提到分散式選舉演算法,大家都知道Paxos演算法,但是這個演算法比較複雜,es選取的是一個很簡單的Bully演算法,演算法描述如下:

  1. 某個程序通過廣播,獲取所有能夠連線到的程序的ID。
  2. 如果發現自己是ID最大的程序,則廣播自己成為master節點,並廣播該訊息。
  3. 如果程序發現有其他程序比自己的ID大,則認為自己不能成為master,等待master廣播。

整個選主流程非常簡單,下面我們去es程式碼中一窺究竟。

程式碼分析

Node啟動的時候做了很多事情,我們這次主要關注的涉及以下程式碼,discovery的預設實現是ZenDiscovery。

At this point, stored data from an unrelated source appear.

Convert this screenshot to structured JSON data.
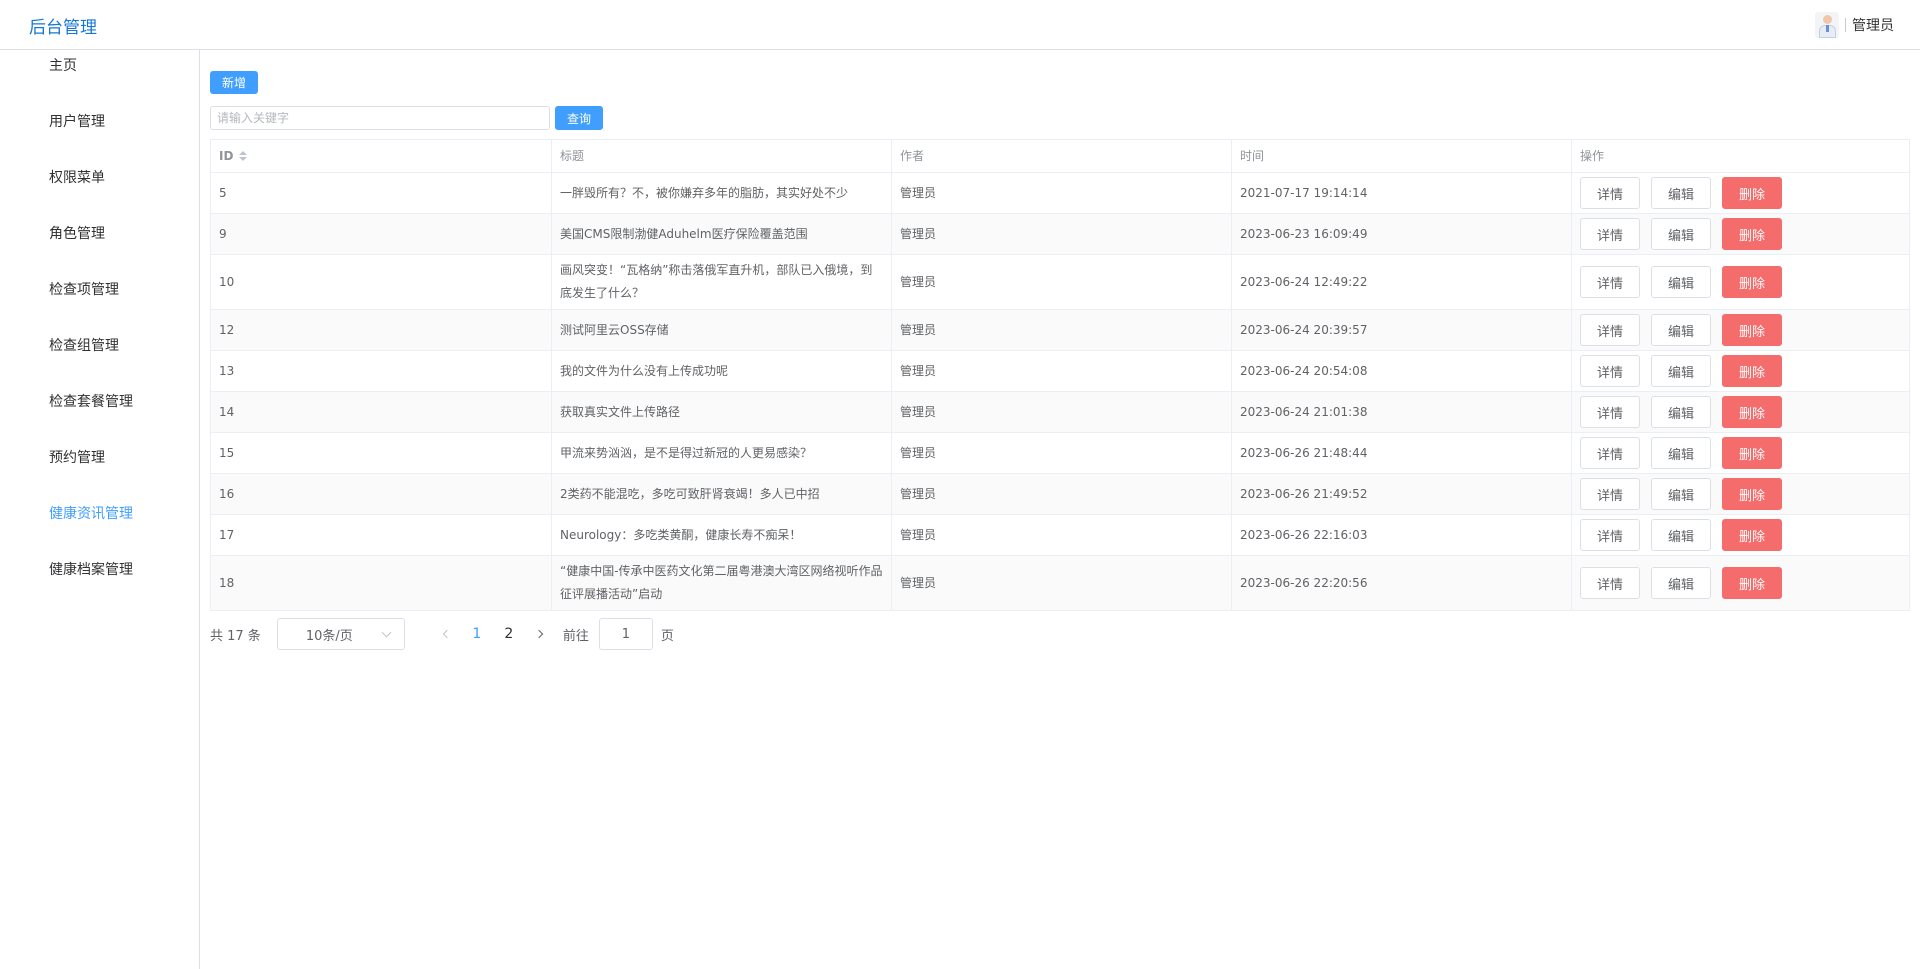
{
  "header": {
    "brand": "后台管理",
    "user_name": "管理员",
    "avatar_icon": "user-avatar-icon"
  },
  "sidebar": {
    "items": [
      {
        "label": "主页",
        "active": false
      },
      {
        "label": "用户管理",
        "active": false
      },
      {
        "label": "权限菜单",
        "active": false
      },
      {
        "label": "角色管理",
        "active": false
      },
      {
        "label": "检查项管理",
        "active": false
      },
      {
        "label": "检查组管理",
        "active": false
      },
      {
        "label": "检查套餐管理",
        "active": false
      },
      {
        "label": "预约管理",
        "active": false
      },
      {
        "label": "健康资讯管理",
        "active": true
      },
      {
        "label": "健康档案管理",
        "active": false
      }
    ]
  },
  "toolbar": {
    "add_label": "新增",
    "search_placeholder": "请输入关键字",
    "search_value": "",
    "query_label": "查询"
  },
  "table": {
    "columns": [
      "ID",
      "标题",
      "作者",
      "时间",
      "操作"
    ],
    "action_labels": {
      "detail": "详情",
      "edit": "编辑",
      "delete": "删除"
    },
    "rows": [
      {
        "id": "5",
        "title": "一胖毁所有？不，被你嫌弃多年的脂肪，其实好处不少",
        "author": "管理员",
        "time": "2021-07-17 19:14:14"
      },
      {
        "id": "9",
        "title": "美国CMS限制渤健Aduhelm医疗保险覆盖范围",
        "author": "管理员",
        "time": "2023-06-23 16:09:49"
      },
      {
        "id": "10",
        "title": "画风突变！“瓦格纳”称击落俄军直升机，部队已入俄境，到底发生了什么？",
        "author": "管理员",
        "time": "2023-06-24 12:49:22"
      },
      {
        "id": "12",
        "title": "测试阿里云OSS存储",
        "author": "管理员",
        "time": "2023-06-24 20:39:57"
      },
      {
        "id": "13",
        "title": "我的文件为什么没有上传成功呢",
        "author": "管理员",
        "time": "2023-06-24 20:54:08"
      },
      {
        "id": "14",
        "title": "获取真实文件上传路径",
        "author": "管理员",
        "time": "2023-06-24 21:01:38"
      },
      {
        "id": "15",
        "title": "甲流来势汹汹，是不是得过新冠的人更易感染？",
        "author": "管理员",
        "time": "2023-06-26 21:48:44"
      },
      {
        "id": "16",
        "title": "2类药不能混吃，多吃可致肝肾衰竭！多人已中招",
        "author": "管理员",
        "time": "2023-06-26 21:49:52"
      },
      {
        "id": "17",
        "title": "Neurology：多吃类黄酮，健康长寿不痴呆！",
        "author": "管理员",
        "time": "2023-06-26 22:16:03"
      },
      {
        "id": "18",
        "title": "“健康中国-传承中医药文化第二届粤港澳大湾区网络视听作品征评展播活动”启动",
        "author": "管理员",
        "time": "2023-06-26 22:20:56"
      }
    ]
  },
  "pagination": {
    "total_text": "共 17 条",
    "page_size": "10条/页",
    "pages": [
      "1",
      "2"
    ],
    "current_page": "1",
    "goto_prefix": "前往",
    "goto_value": "1",
    "goto_suffix": "页"
  },
  "colors": {
    "primary": "#409eff",
    "danger": "#f56c6c",
    "brand": "#1677d6"
  }
}
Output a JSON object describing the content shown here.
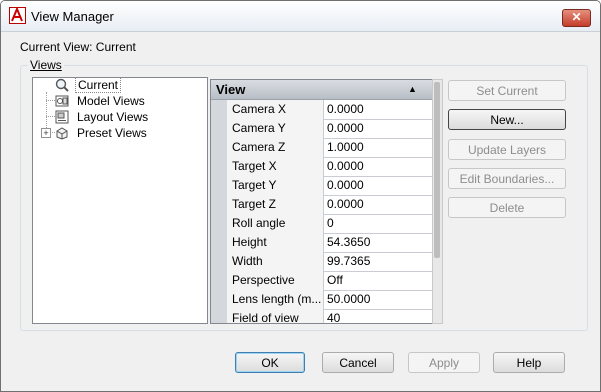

public Node start() throws NodeValidationException {
    ...
    // 啟動Discovery,這個模組用來發現其他節點。
    discovery.start();
    transportService.acceptIncomingRequests();
    // 開始加入叢集
    discovery.startInitialJoin();
    ...
}

ZenDiscovery是Es預設實現的節點發現服務,上面呼叫了startInitialJoin()方法:

@Override
public void startInitialJoin() {
    // start the join thread from a cluster state update. See {@link JoinThreadControl} for details.
    clusterService.submitStateUpdateTask("initial_join", new LocalClusterUpdateTask() {

        @Override
        public ClusterTasksResult<LocalClusterUpdateTask> execute(ClusterState currentState) throws Exception {
            // do the join on a different thread, the DiscoveryService waits for 30s anyhow till it is discovered
            joinThreadControl.startNewThreadIfNotRunning();                return unchanged();
        }

        @Override
        public void onFailure(String source, @org.elasticsearch.common.Nullable Exception e) {
            logger.warn("failed to start initial join process", e);
        }
    });
}

這裡直接向clusterService提交了一個任務,在execute方法中,通過joinThreadControl來啟動一個執行緒進行join。JoinThreadControl是ZenDistovery的內部類,主要用來控制join執行緒,保證只有一個執行緒執行join任務,以及join成功後的處理,這樣可以使得startInitialJoin()方法迅速返回,不阻塞node節點的start方法。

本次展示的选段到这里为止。